Manjrasoft’s Aneka Cloud technology developed under his leadership has received “2010 Frost & Sullivan New Product Innovation Award”. Recently, Dr. Buyya received “Mahatma Gandhi Award” along with Gold Medals for his outstanding and extraordinary achievements in Information Technology field and services rendered to promote greater friendship and India-International cooperation. He served as the founding Editor-in-Chief of the IEEE Transactions on Cloud Computing. He is currently serving as Co-Editor-in-Chief of Journal of Software: Practice and Experience, which was established over 45 years ago. For further information on Dr.Buyya, please visit his cyber home: www.buyya.com

WG – Laércio LIMA PILLA: Current Efforts in Global Scheduling and Fault Tolerance for HPC Systems

2018-01-23

Title: Current Efforts in Global Scheduling and Fault Tolerance for HPC Systems

Speaker: Laércio LIMA PILLA

Abstract: Performance, energy efficiency, and reliability have been important objectives and challenges in current and future computing systems. In this context, our approach has been based on understanding the details of the computing system architecture and the behavior of applications, in order to combine this information, identify issues and propose new solutions. In this presentation, I will discuss our experience with the development of new architecture-aware global scheduling algorithms for multiprocessor and multicomputer systems, and with fault tolerance mechanisms for radiation-induced errors in parallel accelerators. I will also present some future global scheduling plans to handle the inclusion of non-volatile random-access memories (NVRAMs) in computing systems.

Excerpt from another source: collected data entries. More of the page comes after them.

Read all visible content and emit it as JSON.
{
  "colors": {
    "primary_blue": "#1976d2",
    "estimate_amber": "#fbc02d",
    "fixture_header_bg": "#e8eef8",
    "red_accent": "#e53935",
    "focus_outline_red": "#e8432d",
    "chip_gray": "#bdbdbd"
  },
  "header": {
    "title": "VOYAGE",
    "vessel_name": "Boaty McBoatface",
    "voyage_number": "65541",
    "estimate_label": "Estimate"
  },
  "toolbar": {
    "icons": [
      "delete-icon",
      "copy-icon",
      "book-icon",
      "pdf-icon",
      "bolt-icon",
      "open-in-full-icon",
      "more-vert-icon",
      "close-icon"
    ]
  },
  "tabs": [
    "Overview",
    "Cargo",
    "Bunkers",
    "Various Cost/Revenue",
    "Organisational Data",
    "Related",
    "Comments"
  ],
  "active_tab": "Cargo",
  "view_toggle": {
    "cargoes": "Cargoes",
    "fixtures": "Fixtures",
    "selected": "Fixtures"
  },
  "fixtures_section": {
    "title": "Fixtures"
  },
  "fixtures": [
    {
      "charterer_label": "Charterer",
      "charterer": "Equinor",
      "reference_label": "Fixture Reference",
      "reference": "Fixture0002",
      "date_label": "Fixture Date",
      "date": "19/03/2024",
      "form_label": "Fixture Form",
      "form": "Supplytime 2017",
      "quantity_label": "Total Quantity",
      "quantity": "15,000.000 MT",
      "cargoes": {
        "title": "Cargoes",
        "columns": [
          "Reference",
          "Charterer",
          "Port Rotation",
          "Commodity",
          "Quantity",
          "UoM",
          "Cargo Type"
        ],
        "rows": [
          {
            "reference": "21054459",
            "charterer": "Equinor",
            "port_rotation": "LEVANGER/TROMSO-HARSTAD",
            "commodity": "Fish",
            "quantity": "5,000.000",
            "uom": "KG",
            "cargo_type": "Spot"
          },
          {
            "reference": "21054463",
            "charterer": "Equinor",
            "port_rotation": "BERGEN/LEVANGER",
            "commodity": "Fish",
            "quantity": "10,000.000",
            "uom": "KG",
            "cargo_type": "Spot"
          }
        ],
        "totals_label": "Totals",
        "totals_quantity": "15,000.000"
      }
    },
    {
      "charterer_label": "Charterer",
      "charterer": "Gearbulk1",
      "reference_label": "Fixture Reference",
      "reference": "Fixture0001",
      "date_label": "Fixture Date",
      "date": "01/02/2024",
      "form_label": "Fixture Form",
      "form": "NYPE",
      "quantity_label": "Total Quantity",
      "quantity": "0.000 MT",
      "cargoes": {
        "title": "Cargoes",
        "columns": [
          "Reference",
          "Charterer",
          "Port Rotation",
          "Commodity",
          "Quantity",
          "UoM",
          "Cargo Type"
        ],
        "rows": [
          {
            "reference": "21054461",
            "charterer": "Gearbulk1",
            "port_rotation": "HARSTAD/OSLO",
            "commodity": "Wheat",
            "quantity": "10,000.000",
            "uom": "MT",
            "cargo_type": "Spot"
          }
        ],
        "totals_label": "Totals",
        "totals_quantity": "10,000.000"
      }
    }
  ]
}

WG – Victor Allombert: Programming Multi-BSP Algorithms in ML

2018-01-15

Title: Programming Multi-BSP Algorithms in ML

Speaker: Victor Allombert

Abstract: From personal computers using an increasing number of cores, to supercomputers having millions of computing units, parallel architectures are the current standard. The high performance architectures are usually referenced to as hierarchical, as they are composed from clusters of multi-processors of multi-cores. Programming such architectures is known to be notoriously difficult. Writing parallel programs is, most of the time, difficult for both the algorithmic and the implementation phase. To answer those concerns, many structured models and languages were proposed in order to increase both expressiveness and efficiency. Among other models, Multi-BSP is a bridging model dedicated to hierarchical architecture that ensures efficiency, execution safety, scalability and cost prediction. It is an extension of the well known BSP model that handles flat architectures. We introduce the Multi-ML language, which allows programming Multi-BSP algorithms “à la ML” and thus, guarantees the properties of the Multi-BSP model and the execution safety, thanks to a ml type system. To deal with the multi-level execution model of Multi-ML, we defined formal semantics which describe the valid evaluation of an expression. To ensure the execution safety of Multi-ML programs, we also propose a typing system that preserves replicated coherence. An abstract machine is defined to formally describe the evaluation of a Multi-ML program on a Multi-BSP architecture. An implementation of the language is available as a compilation toolchain. It is thus possible to generate an efficient parallel code from a program written in Multi-ML and execute it on any hierarchical machine.